Tai Chi Quan (Tai Chi) is represented through steps by the coordinated actions of the body’s extremities, of the body as a whole including the eyes. The breathing is also coordinated. Thusly, Tai Chi is a complete system of exercises characterized by the unity and by the cultivation of the internal and external application of power. A very old system, widely known for its healthy and relaxation methods but rarely considered a martial art.
The term Tai Chi Quan translates as “supreme ultimate fist, boundless fist, great extremes boxing or simply the ultimate.” Tai Chi theory is deep and profound. It takes many years of practice, learning, research and pondering to gradually grasp the esence to the art. It is said that Tai Chi Quan was created by San Feng Chang in the Song Hui Zong era (1.082 – 1.135) although techniques and forms with the same basic principles were already in existence almost 600 years earlier that were created from previous one taught in Han Dynasty (206 BE – AE 220). The content of the art has varied from one generation to the next. What we see today in the forms of Tai Chi has been evolving for more than eight hundred years. Various versions of Tai Chi are still practiced around the world: bare hand, sword, saber, spear, stick, ball or ruler. Some are slowly disappearing for there are very few masters around to teach.
The first step into the Tai Chi world is usually done by learning and understanding the basic theory, fundamentals, and principles. Posture and fundamental leg and hand movements are to be cultured. What follows is the study of the solo sequence which takes from about six months up to three years’ time. Most students stay and practice it on this stage and give them sufficient enjoyment. To go further the next step to learn is calmness and relaxation and how to internalize the proper coordination of the breathing. This also takes up to three years each. Only after all this has been learned a person should start to investigate and discuss the martial art application of the postures. Until this moment Tai Chi is done in a very slow and soft mode. With incorporation of martial art substance we begin to practice the speeding up of the solo sequence and giving the movements the power (ying).

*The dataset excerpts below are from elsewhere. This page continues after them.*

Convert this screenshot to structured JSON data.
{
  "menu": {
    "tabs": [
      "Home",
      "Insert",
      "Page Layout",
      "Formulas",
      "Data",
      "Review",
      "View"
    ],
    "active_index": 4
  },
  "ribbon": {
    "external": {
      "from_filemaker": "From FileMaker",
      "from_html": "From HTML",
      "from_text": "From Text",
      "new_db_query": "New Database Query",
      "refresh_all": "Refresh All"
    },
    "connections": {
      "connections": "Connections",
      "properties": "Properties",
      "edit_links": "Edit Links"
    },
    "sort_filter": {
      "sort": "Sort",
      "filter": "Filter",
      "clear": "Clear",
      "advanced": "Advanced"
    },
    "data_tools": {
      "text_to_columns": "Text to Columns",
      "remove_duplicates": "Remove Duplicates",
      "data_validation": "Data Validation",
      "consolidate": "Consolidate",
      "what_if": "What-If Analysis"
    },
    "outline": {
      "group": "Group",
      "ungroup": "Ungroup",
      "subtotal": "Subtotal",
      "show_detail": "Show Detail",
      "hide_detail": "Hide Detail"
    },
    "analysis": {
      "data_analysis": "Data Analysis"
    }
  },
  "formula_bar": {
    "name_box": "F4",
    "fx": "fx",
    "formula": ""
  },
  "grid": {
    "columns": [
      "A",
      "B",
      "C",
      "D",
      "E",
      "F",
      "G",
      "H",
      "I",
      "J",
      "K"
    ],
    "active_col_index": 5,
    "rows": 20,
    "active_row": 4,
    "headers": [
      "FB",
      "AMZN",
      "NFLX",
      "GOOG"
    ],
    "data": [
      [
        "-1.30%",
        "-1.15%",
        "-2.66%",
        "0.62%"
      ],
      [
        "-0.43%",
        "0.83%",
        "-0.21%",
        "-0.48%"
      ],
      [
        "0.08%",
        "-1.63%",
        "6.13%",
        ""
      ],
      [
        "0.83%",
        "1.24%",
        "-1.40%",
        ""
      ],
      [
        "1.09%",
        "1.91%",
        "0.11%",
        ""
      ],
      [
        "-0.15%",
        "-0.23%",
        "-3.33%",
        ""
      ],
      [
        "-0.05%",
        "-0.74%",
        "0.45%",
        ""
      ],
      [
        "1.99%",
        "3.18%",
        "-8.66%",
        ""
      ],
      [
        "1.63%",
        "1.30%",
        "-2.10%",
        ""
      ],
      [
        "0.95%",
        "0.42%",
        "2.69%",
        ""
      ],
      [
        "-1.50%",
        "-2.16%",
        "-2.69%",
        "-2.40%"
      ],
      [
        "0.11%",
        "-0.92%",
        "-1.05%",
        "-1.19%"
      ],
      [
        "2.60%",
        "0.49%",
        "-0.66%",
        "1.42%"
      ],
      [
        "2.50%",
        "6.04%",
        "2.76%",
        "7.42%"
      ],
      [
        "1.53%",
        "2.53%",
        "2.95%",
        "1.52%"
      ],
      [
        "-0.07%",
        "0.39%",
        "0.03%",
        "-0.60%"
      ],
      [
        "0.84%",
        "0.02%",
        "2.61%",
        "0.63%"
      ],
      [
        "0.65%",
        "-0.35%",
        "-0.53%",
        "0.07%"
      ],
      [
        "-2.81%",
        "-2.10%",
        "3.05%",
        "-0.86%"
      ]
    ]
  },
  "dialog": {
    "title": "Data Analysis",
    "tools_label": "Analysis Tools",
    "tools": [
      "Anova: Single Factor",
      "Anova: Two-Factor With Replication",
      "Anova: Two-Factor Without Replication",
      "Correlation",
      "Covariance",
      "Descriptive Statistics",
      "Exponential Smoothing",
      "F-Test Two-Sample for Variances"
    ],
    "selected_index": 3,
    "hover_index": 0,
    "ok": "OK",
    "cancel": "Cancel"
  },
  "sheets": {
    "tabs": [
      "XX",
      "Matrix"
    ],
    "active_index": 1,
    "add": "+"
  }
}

The best to learn so-called internal martial arts aspects in practice is pushing hands (‘tuishou’). Based on using opponent’s energy, it helps to develop the endurance needed in a contest. It teaches how to correctly respond to the external stimuli and thusly diminishing our natural instinct of resisting force with force. Tuishou will train one’s body to yield to the force and redirect it. After a while, a person reacts spontaneously.
And where is a connection between Tai Chi and Leadership?
The same characteristics that were described above are true for leading a team. If the leader is too aggressive, subordinate members will adapt as in a China proverb: “The grass abates in the direction from which the wind blows!” If a leader is too soft, subordinates do not take him seriously. A wise leader is aware that too much interference hinders the work process of a team. A prudent leader is calm and collected and leads by example. Therefore, good leader knows that any overexertion is harmful and it represents a physical and intellectual hindrance. When things are done effortlessly, it leaves the impression of everything running smoothly and harmoniously, there is no stopping, no fuss, no dissatisfaction, and most importantly, all is achieved without resorting to giving orders or spending time on extensive persuasion. Good leadership embraces people’s interests, knowledge and their abilities. Good leader is like water, one drop is not destructive, but slowly and gradually employs one’s energy to melt and steer.